Due to weather and track work, the train was delayed for one hour on the east-west journey, eventually leaving at 2:45pm meaning an arrival in Christchurch at 7.30pm. The trip was very enjoyable with great scenery which changes dramatically from the rugged wet west side to the dry high country of the eastern side to the flat farmland of the Canterbury Plain. During the trip, there is an almost continuous commentary available explaining the country through which the train travels, the history of each area and an explanation of all the current and geological features. Coming from the west, the Southern Alps are crested through an 8 kilometre tunnel opening onto Arthurs Pass at a height of 737 metres. The trip down the east side is a continuous kaleidoscope of rivers, mountains, deep or wide valleys all created over the ages by glacial action. This section also has numerous short tunnels and high viaducts to maintain a constant climb and fall.
Into Christchurch and with bags in tow into our last motel. Pick-up at 5:00am arranged for tomorrow morning and home we come.
There will be a last update tomorrow after we get home. Thank you for sharing our holiday with us and I hope you have enjoyed the photos and maybe read some of the story.
Well, if you have returned for today's update, then I'm afraid I can't offer you much. Early start to make the 6:45am flight. Ordered the shuttle for 5:00am. We were ready to go at 4:50, it arrived at 5:08. The driver asked what time we had to be at the airport; 5:15 or thereabouts was my response. That got a, "You left that a bit tight" comment. I didn't bother to make the point that it wasn't us that was 8 minutes late.
Through check-in and boarded by 6:30am and in the air on time with a promise of an early arrival. Of course with Brisbane's reputation for landing delays, that was never going to happen.
I hoped to get a few photos on the way as we were flying pretty much over the Southern Alps country we had travelled yesterday, just bit further north. Unfortunately things conspired against us with dirty windows, an engine in one window, a wing in the other and cloud and a haze over everything.
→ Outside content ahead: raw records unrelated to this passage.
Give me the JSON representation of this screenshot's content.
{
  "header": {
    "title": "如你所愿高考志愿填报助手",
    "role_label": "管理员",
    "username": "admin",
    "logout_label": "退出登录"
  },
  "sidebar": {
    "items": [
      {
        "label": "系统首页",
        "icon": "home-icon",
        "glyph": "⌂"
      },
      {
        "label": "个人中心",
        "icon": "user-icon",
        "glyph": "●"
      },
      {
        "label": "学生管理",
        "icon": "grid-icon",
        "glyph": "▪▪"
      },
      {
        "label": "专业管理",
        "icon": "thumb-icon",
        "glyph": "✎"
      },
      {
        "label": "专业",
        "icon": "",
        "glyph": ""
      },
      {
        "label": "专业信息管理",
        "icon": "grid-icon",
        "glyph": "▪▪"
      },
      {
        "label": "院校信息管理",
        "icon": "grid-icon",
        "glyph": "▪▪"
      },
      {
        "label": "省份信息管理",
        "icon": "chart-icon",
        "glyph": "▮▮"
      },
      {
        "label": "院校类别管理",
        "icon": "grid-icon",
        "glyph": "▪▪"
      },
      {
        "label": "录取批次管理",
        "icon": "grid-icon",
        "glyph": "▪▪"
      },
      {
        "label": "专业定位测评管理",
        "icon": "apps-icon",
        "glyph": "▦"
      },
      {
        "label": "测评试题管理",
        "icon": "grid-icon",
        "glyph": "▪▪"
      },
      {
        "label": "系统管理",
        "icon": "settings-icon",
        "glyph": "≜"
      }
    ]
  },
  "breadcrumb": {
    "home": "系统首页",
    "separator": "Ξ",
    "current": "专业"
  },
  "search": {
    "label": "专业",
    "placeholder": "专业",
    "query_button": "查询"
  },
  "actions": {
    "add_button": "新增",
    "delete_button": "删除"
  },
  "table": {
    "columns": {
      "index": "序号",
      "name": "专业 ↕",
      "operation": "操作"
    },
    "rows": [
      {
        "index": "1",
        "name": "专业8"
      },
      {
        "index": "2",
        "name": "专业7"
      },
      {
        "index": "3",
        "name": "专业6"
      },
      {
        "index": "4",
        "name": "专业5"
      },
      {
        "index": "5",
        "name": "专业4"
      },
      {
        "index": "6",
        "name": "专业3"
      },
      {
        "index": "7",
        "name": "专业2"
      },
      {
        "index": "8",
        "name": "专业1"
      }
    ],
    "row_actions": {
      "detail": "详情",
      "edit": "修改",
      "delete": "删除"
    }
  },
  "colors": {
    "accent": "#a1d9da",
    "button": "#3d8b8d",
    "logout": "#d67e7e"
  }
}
I have included a few photos but the quality leaves a bit to be desired.
Landing in Brisbane at 7:30am local time, 3hr time difference, temperature of 20 degrees, warmest start to a day we've had in 3 weeks, through customs without any problems and time for a cup of coffee while we waited for our lift.
And that's about it. I'll put a synopsis together over the next few days and include some of the fuel and cost information together with some details of the actual route we took if anyone is interested. It may even help you with some planning if you intend to go to New Zealand at some time in the future.